Comparative Analysis of Machine Learning Models for Identifying Cybercrimes in Social Media Comments Fauzan, Abd. Charis; Arifin, Mochammad; Mafula, Veradella Yuelisa
Jurnal Teknik Elektro dan Informatika Vol 4 No 2 (2024): INFOTRON
Publisher : Universitas Islam Malang

Show Abstract | Download Original | Original Source | Check in Google Scholar | DOI: 10.33474/infotron.v4i2.23069

Abstract

The rapid growth of social media has created opportunities for digital interaction but has also introduced challenges, particularly in addressing cybercrimes such as defamation, threats, and SARA-related content. Cybercrime detection on social media is critical as it helps mitigate the spread of harmful behavior, safeguard users, and support law enforcement in addressing violations like Indonesia's Information and Electronic Transactions Law (UU ITE). This study conducts a comparative analysis of machine learning algorithms—Naive Bayes, Support Vector Machines (SVM), and Random Forests—to identify cybercrimes in social media comments.
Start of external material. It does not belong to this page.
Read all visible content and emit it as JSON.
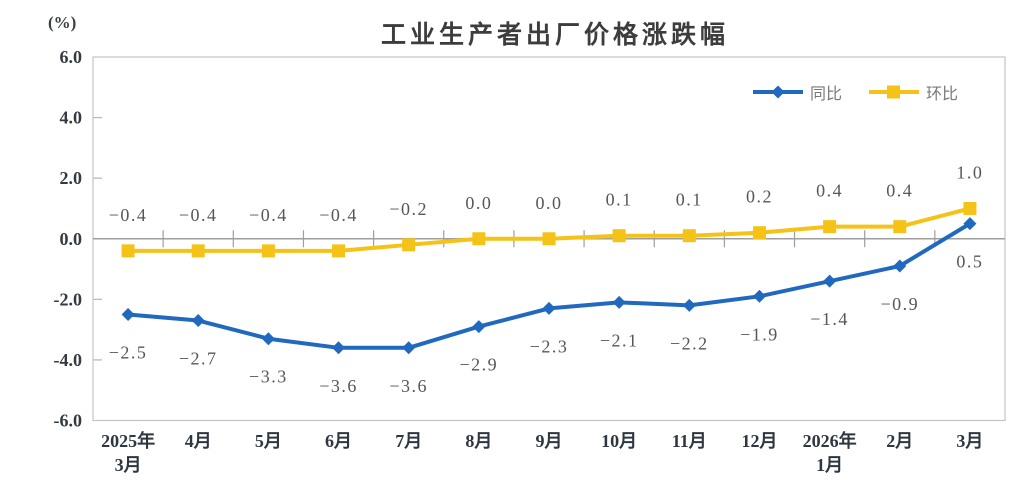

Using a sentiment-labeled dataset obtained from Kaggle, consisting of Indonesian social media comments from Twitter (X), the comments are categorized into seven specific classes: Neutral Sentiment, Positive Sentiment, Negative Sentiment, Insulting Government, Insulting or Defaming Others, Threatening Others, and SARA-Based Content. The results show that Random Forest achieved the highest overall accuracy (91%) and performed best in detecting moderately represented classes such as Insulting Government. SVM demonstrated robust performance with 88% accuracy, particularly excelling in identifying dominant classes like Negative Sentiment, while Naive Bayes, though computationally efficient, struggled with minority classes, achieving an accuracy of 73%. However, the dataset's imbalance posed challenges for all algorithms, particularly with underrepresented categories. This limitation underscores the need for more diverse and representative datasets to improve model performance and ensure broader applicability of the findings.